Anlayacağınız; ötekileştirme devam ettiği müddetçe kısır döngü devam eder. Kürtler, kendilerini ait hissetmedikleri müddetçe de arkası kesilmez. Bu aidiyetin oluşmasını engelleyen, batıda değil Ankara'da bir akıl var. Ankara'daki ile batıdaki akıl aynıdır. İkisi adalet ve kardeşliğin oluşumunu engellemek için uçurumu kan ve  savaş ile derinleştirmeye devam ediyorlar.

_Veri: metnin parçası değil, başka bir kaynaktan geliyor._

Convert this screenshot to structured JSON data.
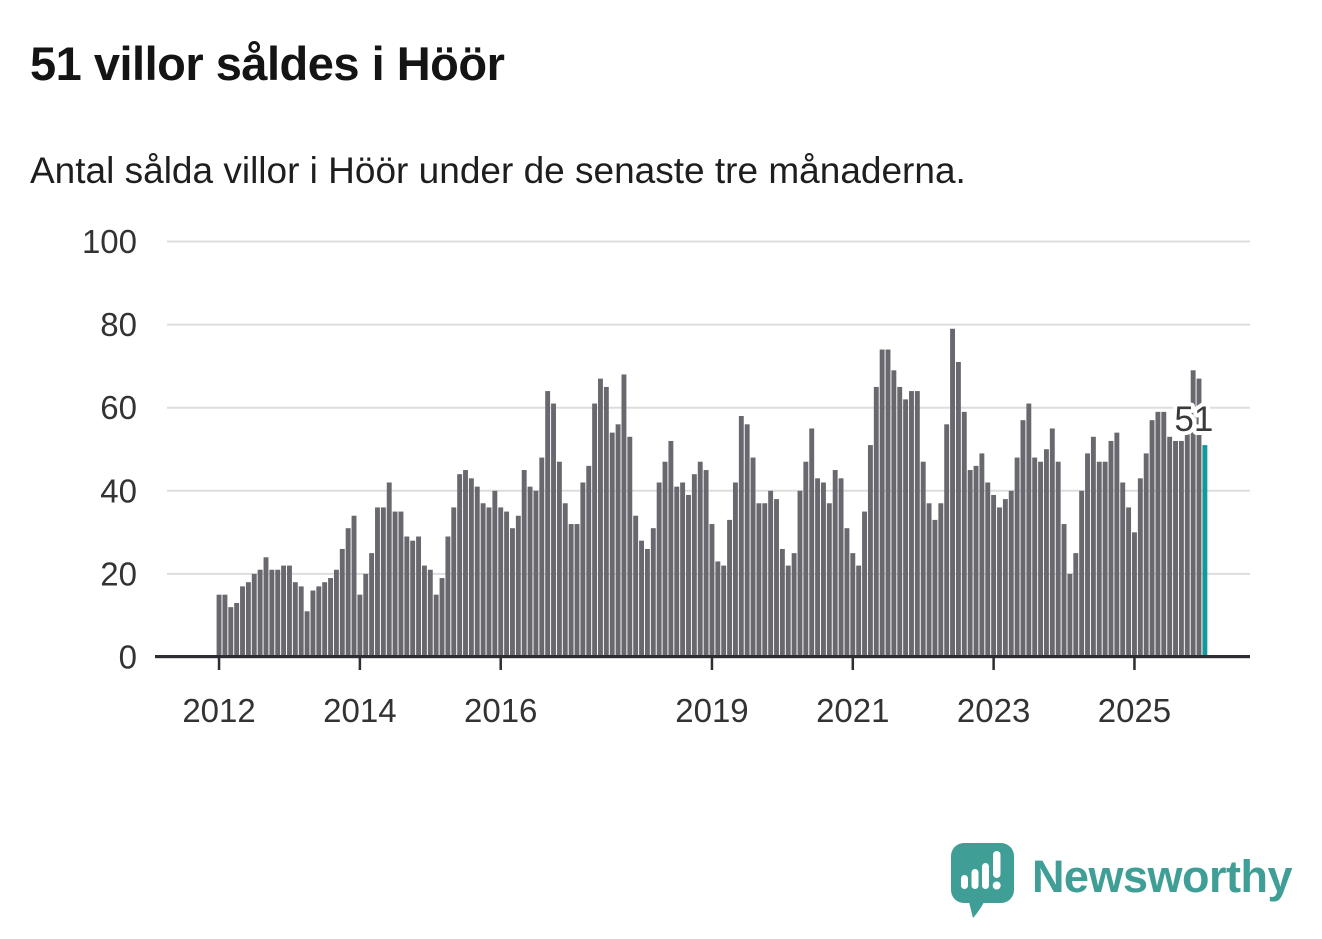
{
  "header": {
    "title": "51 villor såldes i Höör",
    "subtitle": "Antal sålda villor i Höör under de senaste tre månaderna."
  },
  "chart_data": {
    "type": "bar",
    "title": "51 villor såldes i Höör",
    "subtitle": "Antal sålda villor i Höör under de senaste tre månaderna.",
    "ylim": [
      0,
      100
    ],
    "y_ticks": [
      0,
      20,
      40,
      60,
      80,
      100
    ],
    "x_ticks": [
      {
        "label": "2012",
        "index": 0
      },
      {
        "label": "2014",
        "index": 24
      },
      {
        "label": "2016",
        "index": 48
      },
      {
        "label": "2019",
        "index": 84
      },
      {
        "label": "2021",
        "index": 108
      },
      {
        "label": "2023",
        "index": 132
      },
      {
        "label": "2025",
        "index": 156
      }
    ],
    "values": [
      15,
      15,
      12,
      13,
      17,
      18,
      20,
      21,
      24,
      21,
      21,
      22,
      22,
      18,
      17,
      11,
      16,
      17,
      18,
      19,
      21,
      26,
      31,
      34,
      15,
      20,
      25,
      36,
      36,
      42,
      35,
      35,
      29,
      28,
      29,
      22,
      21,
      15,
      19,
      29,
      36,
      44,
      45,
      43,
      41,
      37,
      36,
      40,
      36,
      35,
      31,
      34,
      45,
      41,
      40,
      48,
      64,
      61,
      47,
      37,
      32,
      32,
      42,
      46,
      61,
      67,
      65,
      54,
      56,
      68,
      53,
      34,
      28,
      26,
      31,
      42,
      47,
      52,
      41,
      42,
      39,
      44,
      47,
      45,
      32,
      23,
      22,
      33,
      42,
      58,
      56,
      48,
      37,
      37,
      40,
      38,
      26,
      22,
      25,
      40,
      47,
      55,
      43,
      42,
      37,
      45,
      43,
      31,
      25,
      22,
      35,
      51,
      65,
      74,
      74,
      69,
      65,
      62,
      64,
      64,
      47,
      37,
      33,
      37,
      56,
      79,
      71,
      59,
      45,
      46,
      49,
      42,
      39,
      36,
      38,
      40,
      48,
      57,
      61,
      48,
      47,
      50,
      55,
      47,
      32,
      20,
      25,
      40,
      49,
      53,
      47,
      47,
      52,
      54,
      42,
      36,
      30,
      43,
      49,
      57,
      59,
      59,
      53,
      52,
      52,
      54,
      69,
      67,
      51
    ],
    "highlight": {
      "index": 168,
      "value": 51,
      "label": "51",
      "color": "#12999b"
    },
    "bar_color": "#68686e",
    "grid_color": "#dddddd",
    "axis_color": "#2d2d32",
    "label_color": "#333333",
    "grid": true,
    "legend": "none"
  },
  "footer": {
    "brand": "Newsworthy",
    "brand_color": "#3f9e96",
    "logo_icon": "speech-bubble-bar-chart-icon"
  }
}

Dolayısıyla teşhis şu; PKK, PYD ve diğerleri birer sonuçtur. Devletin bu tutumu veya devlete yüz yıldan beri yaptırılan bu yanlışlar onları doğuran asıl unsurdur. Bu ortadan kaldırılmalıdır. Projenin yerli ve harici sahipleri, çatıştırmayı hiç bir zaman bitirmez. Bitirmek istemez. O iradeyi bizim göstermemiz lazım.

Sorumluluk önce devletindir. Bu teşhisin net olarak konulması lazımdır. Devletin kılcal damarlarına kadar zerkedilen bölünme paranoyası bitmeli, kardeşlik tesis edilmeli, yüz yıl öncesine dönülmelidir. Evet, çözüm sürecine bir an önce girilmelidir. Ancak bu süreç için iki veya daha fazla tarafa ihtiyaç yoktur. Çözüm, PKK'ya, silaha mahkum edilmemelidir. Süreç, devletin mantalitesinden başlamalıdır.

Mevzuattaki ayrıştırıcı hususlar atılmalı, tüm toplumların kardeşliği, adalet üzere tesis edilmeli, etnisiteye her türlü vurgu, atıf kaldırılmalıdır. Bir etnisiteye dayanmayan ortak şemsiye açılmalı ve küresel emperyalizmin giriş menfezleri kapatılmalıdır. 

Bu düzenlemeleri yapmadığınız müddetçe Rusya`nın da dahil olduğu küresel emperyalizmin bu coğrafyadaki stratejilerinin hamallığınıkanımızla yapmaya devam edeceğiz.